このように証拠が不十分で起訴したくてもできない場合は、嫌疑不十分という理由で不起訴になります。明白に正当防衛に該当するとまではいえないが、その可能性があり、かつ証拠が不十分な場合も嫌疑不十分で不起訴になります。
暴行罪は示談で不起訴になることが多い
上で見てきたように、暴行罪で不起訴になるケースとして、①示談が成立して起訴猶予で不起訴になる事例、②正当防衛が認められ罪とならずで不起訴になる事例、③十分な証拠がなく嫌疑不十分で不起訴になる事例があります。
それぞれの確率は以下の通りです。
暴行罪が起訴猶予で不起訴になる確率 | 88% |
暴行罪が罪とならずで不起訴になる確率 | 0.1% |
暴行罪が嫌疑不十分で不起訴になる確率 | 11% |
*根拠…2023年版検察統計年報:罪名別 被疑事件の既済及び未済の人員
1.暴行罪が起訴猶予で不起訴になる確率
上の表から起訴猶予で不起訴になる確率が圧倒的に高いことがわかります。起訴猶予で不起訴になったすべての暴行事件で示談が成立しているわけではありませんが、多くの事例で示談が成立していると思われます。
2.暴行罪が罪とならずで不起訴になる確率
「罪とならず」で不起訴になる事例は非常に少ないことがわかります。正当防衛は誰でも知っている言葉ですので、「自分にも正当防衛が成立するのでは?」と思われる方が多いようです。もっとも、法律で正当防衛の要件はかなり厳格に定められているため、正当防衛の要件に全てあてはまることは決して多くはありません。
正当防衛の主張をするか否かはまずは暴行事件に精通した弁護士にご相談ください。
3.暴行罪が嫌疑不十分で不起訴になる確率
嫌疑不十分で不起訴になる確率も約1割とかなり低くなっています。
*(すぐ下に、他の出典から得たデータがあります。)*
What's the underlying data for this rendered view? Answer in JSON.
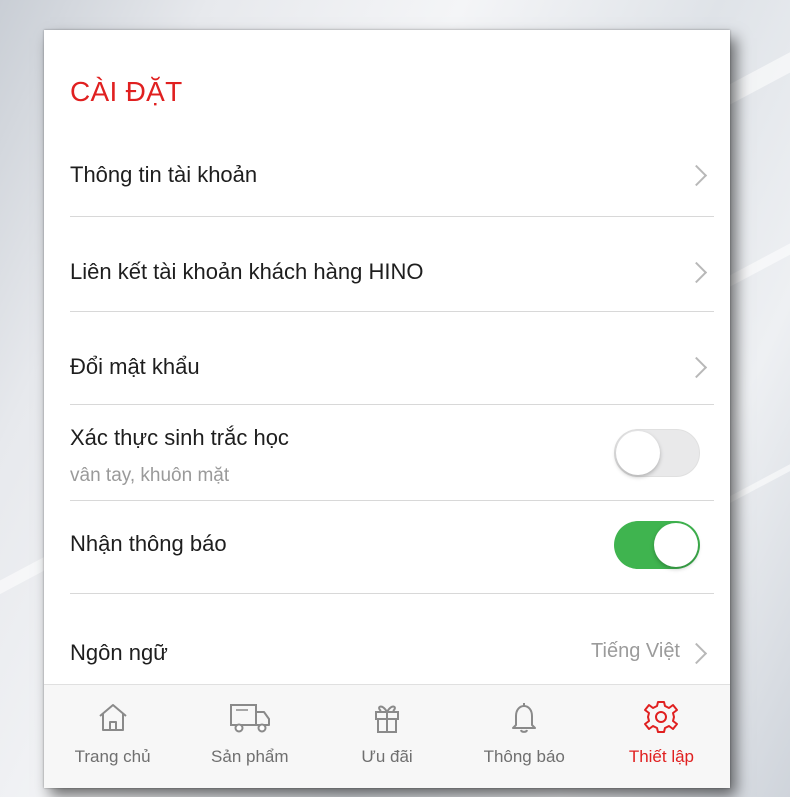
{
  "settings": {
    "title": "CÀI ĐẶT",
    "items": [
      {
        "label": "Thông tin tài khoản"
      },
      {
        "label": "Liên kết tài khoản khách hàng HINO"
      },
      {
        "label": "Đổi mật khẩu"
      },
      {
        "label": "Xác thực sinh trắc học",
        "sublabel": "vân tay, khuôn mặt",
        "toggle": "off"
      },
      {
        "label": "Nhận thông báo",
        "toggle": "on"
      },
      {
        "label": "Ngôn ngữ",
        "value": "Tiếng Việt"
      }
    ]
  },
  "tabbar": {
    "active": "Thiết lập",
    "items": [
      {
        "label": "Trang chủ",
        "icon": "home-icon"
      },
      {
        "label": "Sản phẩm",
        "icon": "truck-icon"
      },
      {
        "label": "Ưu đãi",
        "icon": "gift-icon"
      },
      {
        "label": "Thông báo",
        "icon": "bell-icon"
      },
      {
        "label": "Thiết lập",
        "icon": "gear-icon"
      }
    ]
  },
  "colors": {
    "accent": "#e02020",
    "toggle_on": "#3fb44f",
    "icon_inactive": "#8a8a8a"
  }
}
理由としては、暴行事件は人目につく公共の場所で発生することが多く、防犯カメラ等の証拠がそろっているケースが多いことが考えられます。
4.まとめ
以上の統計データから、暴行罪で不起訴を獲得するためには示談をして起訴猶予を狙うのが合理的だとわかります。以下では暴行事件における示談について弁護士が解説していきます。
暴行罪の加害者が示談をするメリット
1.不起訴の可能性が高まる
上で説明したように、暴行罪の被害者と示談をすることにより、起訴猶予で不起訴となる可能性が高まります。
2.早期釈放の可能性が高まる
暴行罪で逮捕・勾留されても示談が成立すれば、速やかに釈放される可能性が高くなります。弁護士が検察官に示談書を提出した当日か翌営業日に釈放されることが多いです。
示談が成立すれば不起訴という形で刑事手続から解放される可能性が高くなります。そウである以上、あえて勾留を続ける必要もなくなるため早期に釈放されるのです。
3.民事訴訟を回避できる
暴行罪の被害者との間で示談が成立すれば、示談のとりきめに反しない限りは、民事訴訟を提起されるリスクがなくなります。
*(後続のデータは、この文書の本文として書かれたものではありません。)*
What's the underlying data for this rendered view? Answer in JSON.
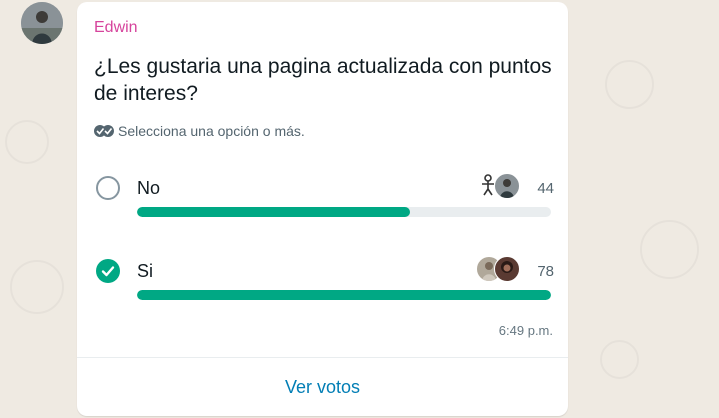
{
  "message": {
    "sender": "Edwin",
    "sender_color": "#d6449c",
    "time": "6:49 p.m."
  },
  "poll": {
    "question": "¿Les gustaria una pagina actualizada con puntos de interes?",
    "instruction": "Selecciona una opción o más.",
    "instruction_icon": "double-check-icon",
    "options": [
      {
        "label": "No",
        "votes": "44",
        "fraction": 0.66,
        "selected": false,
        "voter_icons": [
          "stick-figure-avatar",
          "person-photo-avatar"
        ]
      },
      {
        "label": "Si",
        "votes": "78",
        "fraction": 1.0,
        "selected": true,
        "voter_icons": [
          "person-photo-avatar",
          "person-photo-avatar"
        ]
      }
    ],
    "view_votes_label": "Ver votos"
  },
  "colors": {
    "accent": "#00a884",
    "link": "#027eb5",
    "background": "#efeae2"
  }
}
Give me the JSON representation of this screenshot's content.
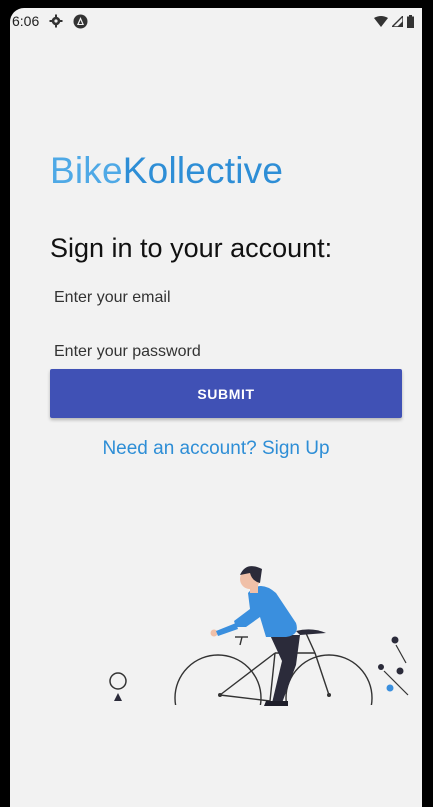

示談書に「お互い債権債務なし」という精算条項が入るため、示談金を支払わないなど示談の取り決めに反しない限りは、被害者に請求権が発生しないためです。
暴行罪の被害者が示談をするメリット
暴行事件で示談をすることにより被害者側にも次のようなメリットがあります。
1.速やかに示談金を得られる
暴行事件の解決を示談で進める場合は、弁護士の力量にもよりますが、早ければ数日、遅くとも1か月程度で話がまとまることが多いです。これに対して、民事訴訟を提起するのであれば、準備期間を含め6か月以上かかることが多いです。判決まで1年以上かかることもあります。
民事訴訟の途中で疲れてしまい「示談で終わらせておけばよかった」と後悔することもあるかもしれません。
2.費用倒れになる心配がない
暴行事件の解決を示談で進める場合は、通常、加害者の側に弁護士がいますので、加害者側の弁護士と交渉することになります。被害者が弁護士に依頼する必要はありません。
これに対して民事訴訟で進める場合は、被害者が単独で裁判に臨むのは難しいため、弁護士に依頼する必要があります。弁護士費用は数十万円単位でかかってきます。
もっとも、民事訴訟の判決では被害者側の弁護士費用は一部しか認められません。具体的には認容額の1割になります。例えば、判決で認められた賠償額が30万円、弁護士費用が20万円だとすると、判決で認められる弁護士費用は、20万円ではなく3万円になります(30万円×0.1)。
そうすると被害者の手元にはたった7万円しか残らない計算となります(30万-20万円-3万)。認容額や弁護士費用によっては赤字になることもあります。
3.柔軟な取り決めが可能
民事訴訟を起こした場合は、金銭での解決しかできません。なぜなら、損害賠償請求訴訟の判決には金銭以外の条件をつけることができないからです。これに対して、示談で解決する場合は示談金の支払いだけではなく、被害者の要望をふまえた柔軟なとりきめが可能です。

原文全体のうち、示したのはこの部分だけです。